To illustrate inefficiencies in the physical retail space, Levene discussed what he called the “Tuesday at 10 a.m. problem,” where sales associates are on-site inside of an empty mall without customer foot traffic. The virtual storefront enables brands to bring virtual customers into the fold and connect with sales associates already inside the physical stores.
“You can apply this digital layer over the physical store, conceptually, and it suddenly means the store is busy, even if there’s no customers in person there. Suddenly the staff are utilizing their skills to connect with new customers, to showcase the merchandise in the store,” Levene said.
Brands also need to account for both physical store hours as well as peak online shopping times, and some partnering brands are incorporating flex hours at physical locations, according to Levene.
“Typically a website is very busy at 7 or 8 p.m. in the evening, but often the store is traditionally closed, so there’s no associate there to help the online shopper,” Levene said. “We’re seeing many of our partners experimenting with opening their stores later.

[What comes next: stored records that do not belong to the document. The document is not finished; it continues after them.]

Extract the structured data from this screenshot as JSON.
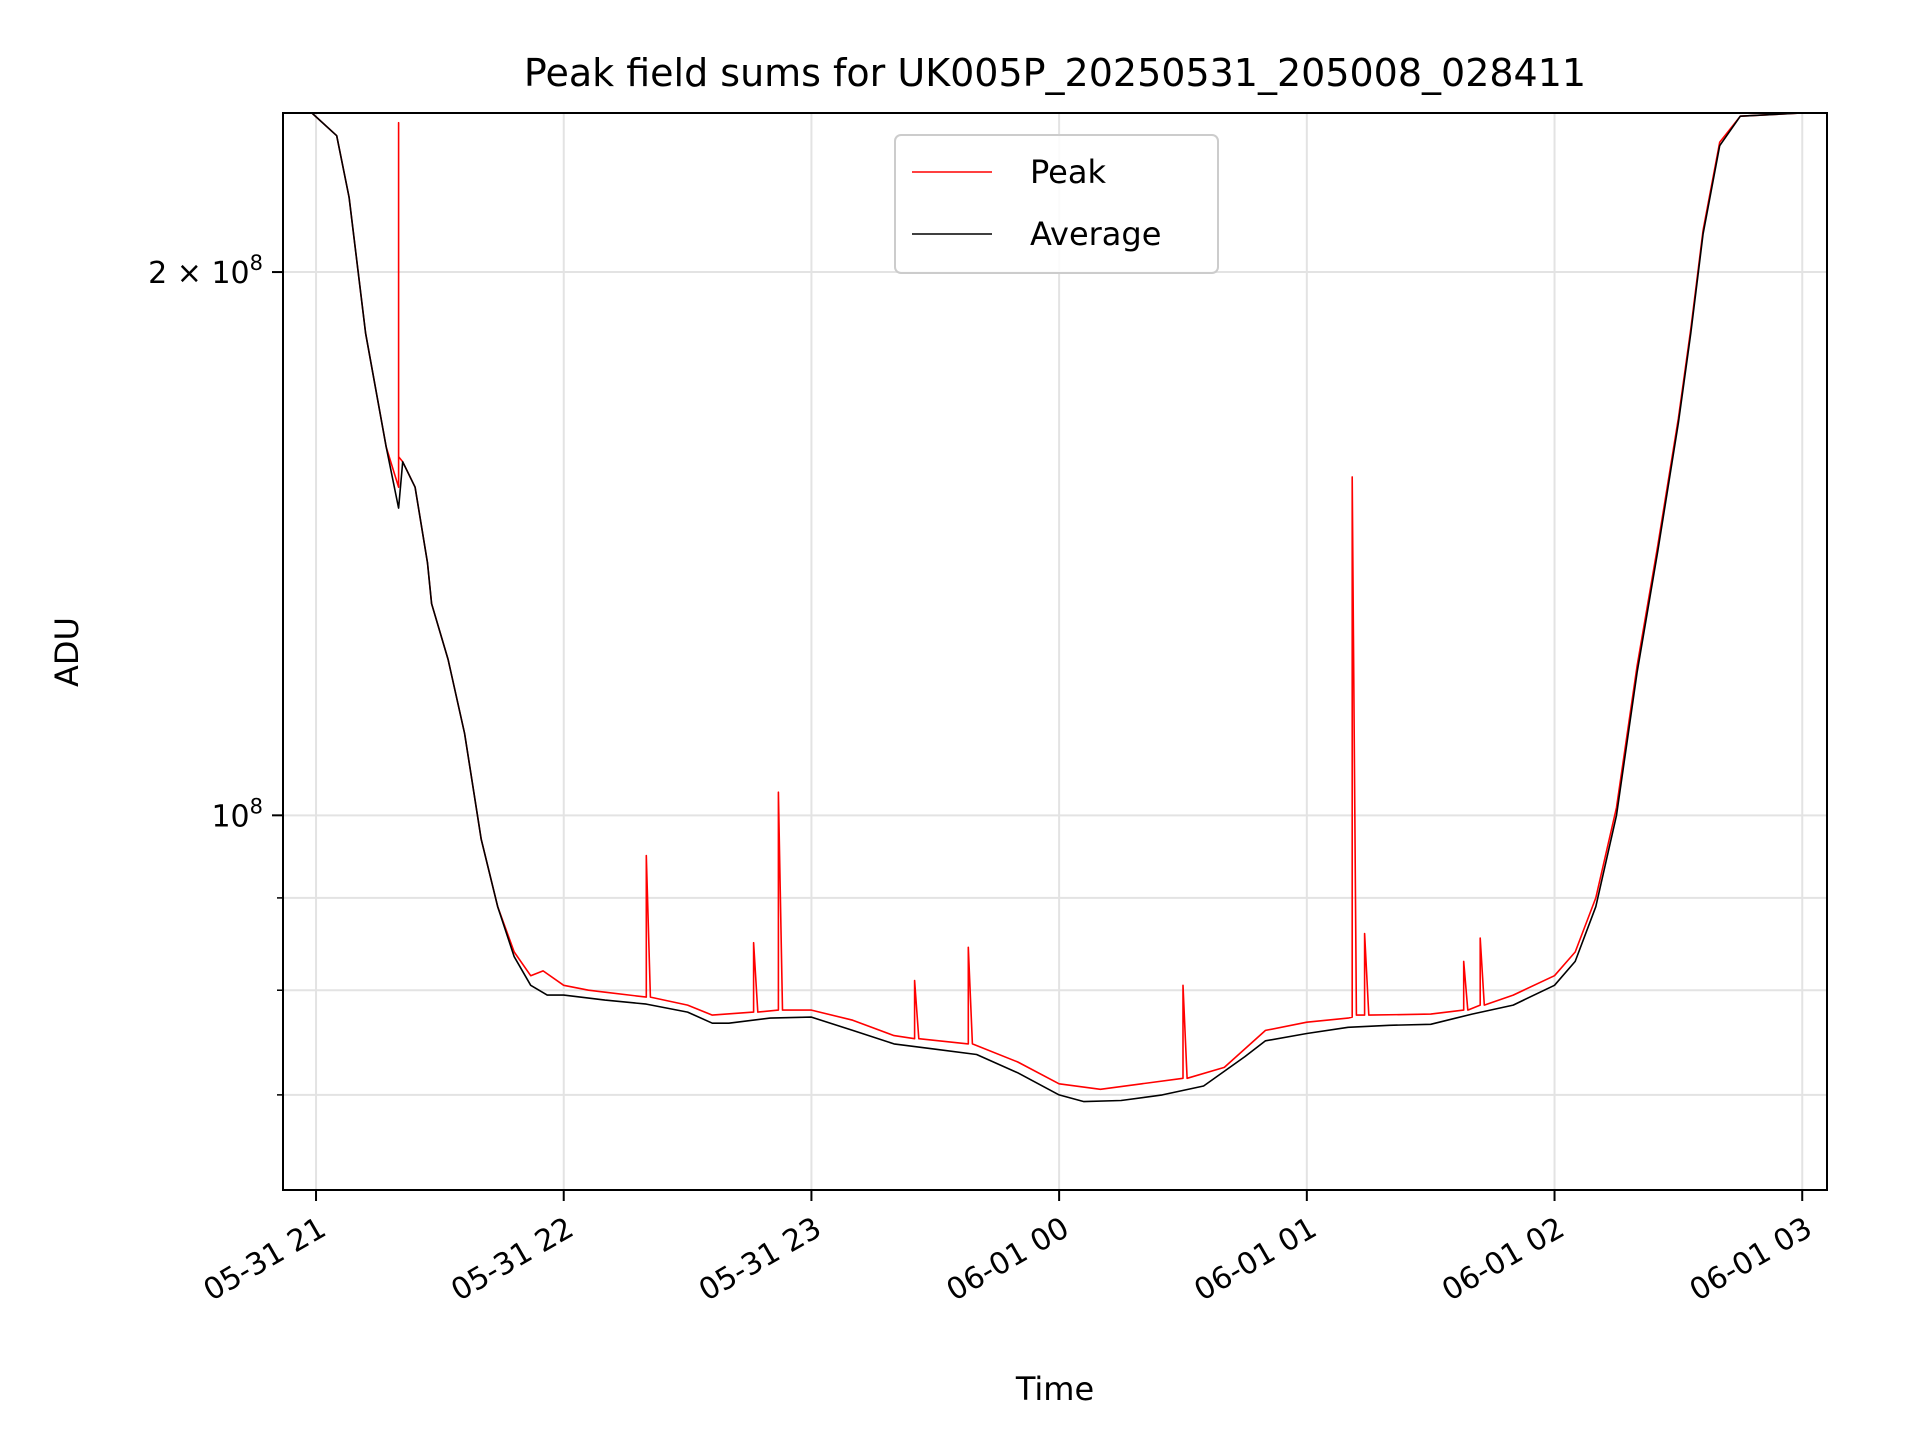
{
  "chart_data": {
    "type": "line",
    "title": "Peak field sums for UK005P_20250531_205008_028411",
    "xlabel": "Time",
    "ylabel": "ADU",
    "yscale": "log",
    "xlim": [
      "2025-05-31 20:52",
      "2025-06-01 03:06"
    ],
    "ylim": [
      62000000,
      245000000
    ],
    "x_ticks": [
      "05-31 21",
      "05-31 22",
      "05-31 23",
      "06-01 00",
      "06-01 01",
      "06-01 02",
      "06-01 03"
    ],
    "y_ticks": [
      {
        "value": 200000000,
        "mantissa": "2",
        "exponent": "8",
        "times": "×",
        "base": "10"
      },
      {
        "value": 100000000,
        "mantissa": "",
        "exponent": "8",
        "times": "",
        "base": "10"
      }
    ],
    "grid": true,
    "legend_position": "upper center",
    "series": [
      {
        "name": "Average",
        "color": "#000000",
        "points": [
          [
            "2025-05-31 20:59",
            245000000
          ],
          [
            "2025-05-31 21:05",
            238000000
          ],
          [
            "2025-05-31 21:08",
            220000000
          ],
          [
            "2025-05-31 21:12",
            185000000
          ],
          [
            "2025-05-31 21:17",
            160000000
          ],
          [
            "2025-05-31 21:20",
            148000000
          ],
          [
            "2025-05-31 21:21",
            157000000
          ],
          [
            "2025-05-31 21:24",
            152000000
          ],
          [
            "2025-05-31 21:27",
            138000000
          ],
          [
            "2025-05-31 21:28",
            131000000
          ],
          [
            "2025-05-31 21:32",
            122000000
          ],
          [
            "2025-05-31 21:36",
            111000000
          ],
          [
            "2025-05-31 21:40",
            97000000
          ],
          [
            "2025-05-31 21:44",
            89000000
          ],
          [
            "2025-05-31 21:48",
            83500000
          ],
          [
            "2025-05-31 21:52",
            80500000
          ],
          [
            "2025-05-31 21:56",
            79500000
          ],
          [
            "2025-05-31 22:00",
            79500000
          ],
          [
            "2025-05-31 22:10",
            79000000
          ],
          [
            "2025-05-31 22:20",
            78600000
          ],
          [
            "2025-05-31 22:30",
            77800000
          ],
          [
            "2025-05-31 22:36",
            76700000
          ],
          [
            "2025-05-31 22:40",
            76700000
          ],
          [
            "2025-05-31 22:50",
            77200000
          ],
          [
            "2025-05-31 23:00",
            77300000
          ],
          [
            "2025-05-31 23:10",
            76000000
          ],
          [
            "2025-05-31 23:20",
            74700000
          ],
          [
            "2025-05-31 23:30",
            74200000
          ],
          [
            "2025-05-31 23:40",
            73700000
          ],
          [
            "2025-05-31 23:50",
            72000000
          ],
          [
            "2025-06-01 00:00",
            70000000
          ],
          [
            "2025-06-01 00:06",
            69400000
          ],
          [
            "2025-06-01 00:15",
            69500000
          ],
          [
            "2025-06-01 00:25",
            70000000
          ],
          [
            "2025-06-01 00:35",
            70800000
          ],
          [
            "2025-06-01 00:45",
            73500000
          ],
          [
            "2025-06-01 00:50",
            75000000
          ],
          [
            "2025-06-01 01:00",
            75700000
          ],
          [
            "2025-06-01 01:10",
            76300000
          ],
          [
            "2025-06-01 01:20",
            76500000
          ],
          [
            "2025-06-01 01:30",
            76600000
          ],
          [
            "2025-06-01 01:40",
            77600000
          ],
          [
            "2025-06-01 01:50",
            78500000
          ],
          [
            "2025-06-01 02:00",
            80500000
          ],
          [
            "2025-06-01 02:05",
            83000000
          ],
          [
            "2025-06-01 02:10",
            89000000
          ],
          [
            "2025-06-01 02:15",
            100000000
          ],
          [
            "2025-06-01 02:20",
            120000000
          ],
          [
            "2025-06-01 02:25",
            140000000
          ],
          [
            "2025-06-01 02:30",
            165000000
          ],
          [
            "2025-06-01 02:33",
            185000000
          ],
          [
            "2025-06-01 02:36",
            210000000
          ],
          [
            "2025-06-01 02:40",
            235000000
          ],
          [
            "2025-06-01 02:45",
            244000000
          ],
          [
            "2025-06-01 03:00",
            245000000
          ]
        ]
      },
      {
        "name": "Peak",
        "color": "#ff0000",
        "points": [
          [
            "2025-05-31 20:59",
            245000000
          ],
          [
            "2025-05-31 21:05",
            238000000
          ],
          [
            "2025-05-31 21:08",
            220000000
          ],
          [
            "2025-05-31 21:12",
            185000000
          ],
          [
            "2025-05-31 21:17",
            160000000
          ],
          [
            "2025-05-31 21:20",
            152000000
          ],
          [
            "2025-05-31 21:20",
            242000000
          ],
          [
            "2025-05-31 21:20",
            158000000
          ],
          [
            "2025-05-31 21:21",
            157000000
          ],
          [
            "2025-05-31 21:24",
            152000000
          ],
          [
            "2025-05-31 21:27",
            138000000
          ],
          [
            "2025-05-31 21:28",
            131000000
          ],
          [
            "2025-05-31 21:32",
            122000000
          ],
          [
            "2025-05-31 21:36",
            111000000
          ],
          [
            "2025-05-31 21:40",
            97000000
          ],
          [
            "2025-05-31 21:44",
            89000000
          ],
          [
            "2025-05-31 21:48",
            84000000
          ],
          [
            "2025-05-31 21:52",
            81500000
          ],
          [
            "2025-05-31 21:55",
            82000000
          ],
          [
            "2025-05-31 22:00",
            80500000
          ],
          [
            "2025-05-31 22:06",
            80000000
          ],
          [
            "2025-05-31 22:10",
            79800000
          ],
          [
            "2025-05-31 22:20",
            79300000
          ],
          [
            "2025-05-31 22:20",
            95000000
          ],
          [
            "2025-05-31 22:21",
            79300000
          ],
          [
            "2025-05-31 22:30",
            78500000
          ],
          [
            "2025-05-31 22:36",
            77500000
          ],
          [
            "2025-05-31 22:46",
            77800000
          ],
          [
            "2025-05-31 22:46",
            85000000
          ],
          [
            "2025-05-31 22:47",
            77800000
          ],
          [
            "2025-05-31 22:52",
            78000000
          ],
          [
            "2025-05-31 22:52",
            103000000
          ],
          [
            "2025-05-31 22:53",
            78000000
          ],
          [
            "2025-05-31 23:00",
            78000000
          ],
          [
            "2025-05-31 23:10",
            77000000
          ],
          [
            "2025-05-31 23:20",
            75500000
          ],
          [
            "2025-05-31 23:25",
            75200000
          ],
          [
            "2025-05-31 23:25",
            81000000
          ],
          [
            "2025-05-31 23:26",
            75200000
          ],
          [
            "2025-05-31 23:38",
            74700000
          ],
          [
            "2025-05-31 23:38",
            84500000
          ],
          [
            "2025-05-31 23:39",
            74700000
          ],
          [
            "2025-05-31 23:50",
            73000000
          ],
          [
            "2025-06-01 00:00",
            71000000
          ],
          [
            "2025-06-01 00:10",
            70500000
          ],
          [
            "2025-06-01 00:20",
            71000000
          ],
          [
            "2025-06-01 00:30",
            71500000
          ],
          [
            "2025-06-01 00:30",
            80500000
          ],
          [
            "2025-06-01 00:31",
            71500000
          ],
          [
            "2025-06-01 00:40",
            72500000
          ],
          [
            "2025-06-01 00:50",
            76000000
          ],
          [
            "2025-06-01 01:00",
            76800000
          ],
          [
            "2025-06-01 01:10",
            77200000
          ],
          [
            "2025-06-01 01:11",
            77300000
          ],
          [
            "2025-06-01 01:11",
            154000000
          ],
          [
            "2025-06-01 01:12",
            77500000
          ],
          [
            "2025-06-01 01:14",
            77500000
          ],
          [
            "2025-06-01 01:14",
            86000000
          ],
          [
            "2025-06-01 01:15",
            77500000
          ],
          [
            "2025-06-01 01:30",
            77600000
          ],
          [
            "2025-06-01 01:38",
            78000000
          ],
          [
            "2025-06-01 01:38",
            83000000
          ],
          [
            "2025-06-01 01:39",
            78000000
          ],
          [
            "2025-06-01 01:42",
            78500000
          ],
          [
            "2025-06-01 01:42",
            85500000
          ],
          [
            "2025-06-01 01:43",
            78500000
          ],
          [
            "2025-06-01 01:50",
            79500000
          ],
          [
            "2025-06-01 02:00",
            81500000
          ],
          [
            "2025-06-01 02:05",
            84000000
          ],
          [
            "2025-06-01 02:10",
            90000000
          ],
          [
            "2025-06-01 02:15",
            101000000
          ],
          [
            "2025-06-01 02:20",
            121000000
          ],
          [
            "2025-06-01 02:25",
            141000000
          ],
          [
            "2025-06-01 02:30",
            166000000
          ],
          [
            "2025-06-01 02:33",
            186000000
          ],
          [
            "2025-06-01 02:36",
            211000000
          ],
          [
            "2025-06-01 02:40",
            236000000
          ],
          [
            "2025-06-01 02:45",
            244000000
          ],
          [
            "2025-06-01 03:00",
            245000000
          ]
        ]
      }
    ],
    "legend": [
      {
        "name": "Peak",
        "color": "#ff0000"
      },
      {
        "name": "Average",
        "color": "#000000"
      }
    ]
  }
}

Even if they’re closed to [the] public in person, they’re still, essentially, virtually open, so they can assist the online shopper.”
This movement has given rise to “dark stores,” according to Levene; a shift he likened to the ghost kitchen trend in the restaurant industry, where a brand operates a kitchen without a pricey storefront and delivers food from this location through delivery apps like Uber Eats and Grub Hub.
“[Dark stores] are not open to the public, but you have store associates working in an environment that looks and feels like a normal store. But really what they’re doing is assisting online shoppers, they’re showing them the products and the merchandise, and then potentially shipping the products directly from the store,” Levene said.
During the coronavirus pandemic, e-commerce juggernauts have thrived as lockdown measures have closed storefronts, and consumers opt for delivery amid a modern plague. In the competitive online shopping space, Levene believes the ability to offer a human connection to the shopping experience is one way retailers can set themselves apart and compete.
“Every brand in the world, that isn’t Amazon, the one thing they have that Amazon doesn’t is their human edge, their ability to connect with shoppers and to empathize, and to provide great customer experience,” Levene said.